A better nomination could not have been made.  Mr. FULTON, is a leading business man, and thoroughly believes in the policy now being carried out by Sherman, Sheridan and Grant.—He will be elected by a large majority.

BOLTING.—The Union men of Chisago County, Minnesota, have bolted the regular Assembly nomination, and adopted a new ticket.  The result will probably be to turn the District over to a Democratic Representative in the next Legislature.

WASHINGTON, Oct. 1.—Ex-Governor Dennison was this afternoon sworn into office and entered upon the duties as Postmaster General.¹

— It is reported that Admiral Farragut is abdut [sic] to be assigned to a new command on the Atlantic coast—probably for the reduction of Wilmington, N. C.

— The great monitor Dictator, for several months past under construction in New York, is nearly completed, and will proceed on the first of October on a secret expedition somewhere in the south.  Her destined service is said to be of such a momentous character that no time will be permitted to make a trial trip.—N. Y. Times.

— W. W. McCracken, formely [sic] a member of the Assembly, from the northern district of this State, died recently in Missouri, in the military service—Madison State Journal.

— Gens. Grant, Sherman, Rosecrans, McPherson, Sheridan, Keitz [?], Gerrard [sic], Weitzel, Crook and Gillmore were all born in Ohio.

[William S. Rosecrans, James B. McPherson, Kenner Garrard, Godfrey Weitzel, George R. Crook, Quincy A. Gillmore — all can be found in the Military Men Cast of Characters]

— The Country to Geo. B. McClellan :

“Are you for peace or war ?”
McClellan :     “Yes.”

— The re-election of Lincoln is no longer a matter of doubt ; the only question is how large shall his majority be.

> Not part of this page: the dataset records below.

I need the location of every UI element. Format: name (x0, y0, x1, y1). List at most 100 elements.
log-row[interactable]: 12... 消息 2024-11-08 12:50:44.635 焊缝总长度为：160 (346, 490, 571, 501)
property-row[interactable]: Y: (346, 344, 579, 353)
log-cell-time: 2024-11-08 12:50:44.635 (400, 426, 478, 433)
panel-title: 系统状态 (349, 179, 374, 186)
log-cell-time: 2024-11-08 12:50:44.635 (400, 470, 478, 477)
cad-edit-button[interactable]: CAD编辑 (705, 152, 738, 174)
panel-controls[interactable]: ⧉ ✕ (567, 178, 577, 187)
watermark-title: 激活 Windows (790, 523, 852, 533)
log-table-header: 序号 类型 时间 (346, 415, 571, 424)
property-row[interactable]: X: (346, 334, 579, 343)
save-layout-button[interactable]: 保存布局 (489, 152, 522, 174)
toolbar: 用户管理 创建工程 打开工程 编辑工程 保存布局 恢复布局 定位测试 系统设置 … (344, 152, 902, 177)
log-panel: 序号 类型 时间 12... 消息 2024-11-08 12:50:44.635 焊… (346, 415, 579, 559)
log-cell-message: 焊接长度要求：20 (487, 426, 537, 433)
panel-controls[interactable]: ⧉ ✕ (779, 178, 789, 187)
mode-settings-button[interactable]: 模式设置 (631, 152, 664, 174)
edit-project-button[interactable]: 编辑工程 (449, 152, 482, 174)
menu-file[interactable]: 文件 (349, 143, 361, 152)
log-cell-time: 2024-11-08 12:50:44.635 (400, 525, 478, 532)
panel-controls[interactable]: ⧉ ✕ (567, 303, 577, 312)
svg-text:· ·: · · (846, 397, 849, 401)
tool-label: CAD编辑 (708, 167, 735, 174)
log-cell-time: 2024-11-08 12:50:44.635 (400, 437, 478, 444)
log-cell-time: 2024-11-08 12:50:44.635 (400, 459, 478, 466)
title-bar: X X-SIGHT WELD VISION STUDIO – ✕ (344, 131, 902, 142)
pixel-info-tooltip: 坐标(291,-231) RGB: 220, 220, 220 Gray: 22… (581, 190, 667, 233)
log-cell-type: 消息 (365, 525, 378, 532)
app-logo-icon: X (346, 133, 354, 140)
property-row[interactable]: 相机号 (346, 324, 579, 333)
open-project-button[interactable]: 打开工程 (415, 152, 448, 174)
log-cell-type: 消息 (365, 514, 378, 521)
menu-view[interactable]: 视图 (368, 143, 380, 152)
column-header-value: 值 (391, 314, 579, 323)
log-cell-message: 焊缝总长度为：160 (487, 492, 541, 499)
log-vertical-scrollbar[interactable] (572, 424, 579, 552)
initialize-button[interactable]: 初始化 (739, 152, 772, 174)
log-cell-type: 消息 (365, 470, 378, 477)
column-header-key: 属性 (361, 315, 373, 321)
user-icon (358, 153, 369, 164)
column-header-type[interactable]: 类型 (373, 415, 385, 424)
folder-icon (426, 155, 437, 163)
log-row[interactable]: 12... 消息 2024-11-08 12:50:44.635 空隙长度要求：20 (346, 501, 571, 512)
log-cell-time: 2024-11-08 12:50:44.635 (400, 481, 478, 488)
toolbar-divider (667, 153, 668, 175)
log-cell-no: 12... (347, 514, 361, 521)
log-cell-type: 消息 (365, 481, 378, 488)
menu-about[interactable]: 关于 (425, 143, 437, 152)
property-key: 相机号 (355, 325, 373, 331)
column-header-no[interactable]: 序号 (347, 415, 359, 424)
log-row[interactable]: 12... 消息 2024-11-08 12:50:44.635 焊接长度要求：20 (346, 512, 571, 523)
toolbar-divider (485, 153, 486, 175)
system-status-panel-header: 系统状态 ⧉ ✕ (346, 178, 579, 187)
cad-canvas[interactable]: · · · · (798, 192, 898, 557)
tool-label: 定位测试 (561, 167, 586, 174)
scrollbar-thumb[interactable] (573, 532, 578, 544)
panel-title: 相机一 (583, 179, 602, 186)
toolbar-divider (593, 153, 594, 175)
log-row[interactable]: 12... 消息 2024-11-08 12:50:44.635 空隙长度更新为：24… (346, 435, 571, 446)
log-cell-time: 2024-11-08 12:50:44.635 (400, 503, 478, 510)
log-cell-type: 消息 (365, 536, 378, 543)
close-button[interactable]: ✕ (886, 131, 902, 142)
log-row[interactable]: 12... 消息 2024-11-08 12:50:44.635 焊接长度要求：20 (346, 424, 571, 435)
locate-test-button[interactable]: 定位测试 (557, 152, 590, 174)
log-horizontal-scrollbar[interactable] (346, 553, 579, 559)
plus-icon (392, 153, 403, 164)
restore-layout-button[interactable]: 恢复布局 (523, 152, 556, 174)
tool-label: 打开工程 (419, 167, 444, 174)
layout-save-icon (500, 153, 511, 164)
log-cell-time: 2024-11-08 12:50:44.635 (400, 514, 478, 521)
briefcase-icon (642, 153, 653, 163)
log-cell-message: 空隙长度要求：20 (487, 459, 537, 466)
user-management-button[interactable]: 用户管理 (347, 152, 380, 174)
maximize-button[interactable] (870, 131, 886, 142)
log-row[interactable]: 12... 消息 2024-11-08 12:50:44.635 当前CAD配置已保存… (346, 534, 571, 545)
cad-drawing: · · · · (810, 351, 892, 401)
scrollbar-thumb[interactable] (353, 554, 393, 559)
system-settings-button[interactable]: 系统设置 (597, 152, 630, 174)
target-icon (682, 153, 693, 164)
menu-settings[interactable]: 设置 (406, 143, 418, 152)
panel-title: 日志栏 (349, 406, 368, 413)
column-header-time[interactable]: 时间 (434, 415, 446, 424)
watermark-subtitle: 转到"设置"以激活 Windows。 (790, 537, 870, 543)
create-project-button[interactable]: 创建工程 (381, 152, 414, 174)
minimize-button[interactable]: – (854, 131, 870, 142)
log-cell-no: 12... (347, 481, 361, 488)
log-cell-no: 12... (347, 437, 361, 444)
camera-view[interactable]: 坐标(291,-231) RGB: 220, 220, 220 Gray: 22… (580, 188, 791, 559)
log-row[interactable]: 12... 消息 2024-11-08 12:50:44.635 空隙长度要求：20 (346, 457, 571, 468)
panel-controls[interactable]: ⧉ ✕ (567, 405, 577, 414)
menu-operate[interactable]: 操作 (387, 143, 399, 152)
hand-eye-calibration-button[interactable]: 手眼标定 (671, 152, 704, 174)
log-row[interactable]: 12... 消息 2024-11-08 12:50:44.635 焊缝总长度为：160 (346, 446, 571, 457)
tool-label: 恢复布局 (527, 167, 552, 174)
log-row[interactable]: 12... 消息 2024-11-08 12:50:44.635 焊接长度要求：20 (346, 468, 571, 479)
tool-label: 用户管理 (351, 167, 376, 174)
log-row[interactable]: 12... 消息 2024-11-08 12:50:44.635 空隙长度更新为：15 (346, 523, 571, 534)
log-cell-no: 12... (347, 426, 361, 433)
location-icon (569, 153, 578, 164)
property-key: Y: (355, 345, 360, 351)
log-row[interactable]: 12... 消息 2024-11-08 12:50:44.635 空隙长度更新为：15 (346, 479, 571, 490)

— The rebels say that the Yankees have three full brigades of negro troops at Chattanooga.

A Lively Bounty Jumper.

Private Samuel W. Downing, alias “John W. Ball,” Co. H, 4th Maryland Vol., who had deserted and re-enlisted seventeen times, was shot at Annapolis last week. Since July 1863, when he deserted first, he has enlisted and deserted seventeen times, and had received as bounty or substitute money a sum total of $7,550. He operated in six different States.

1.  Until 1971 the U.S. postmaster general was a member of the President’s cabinet.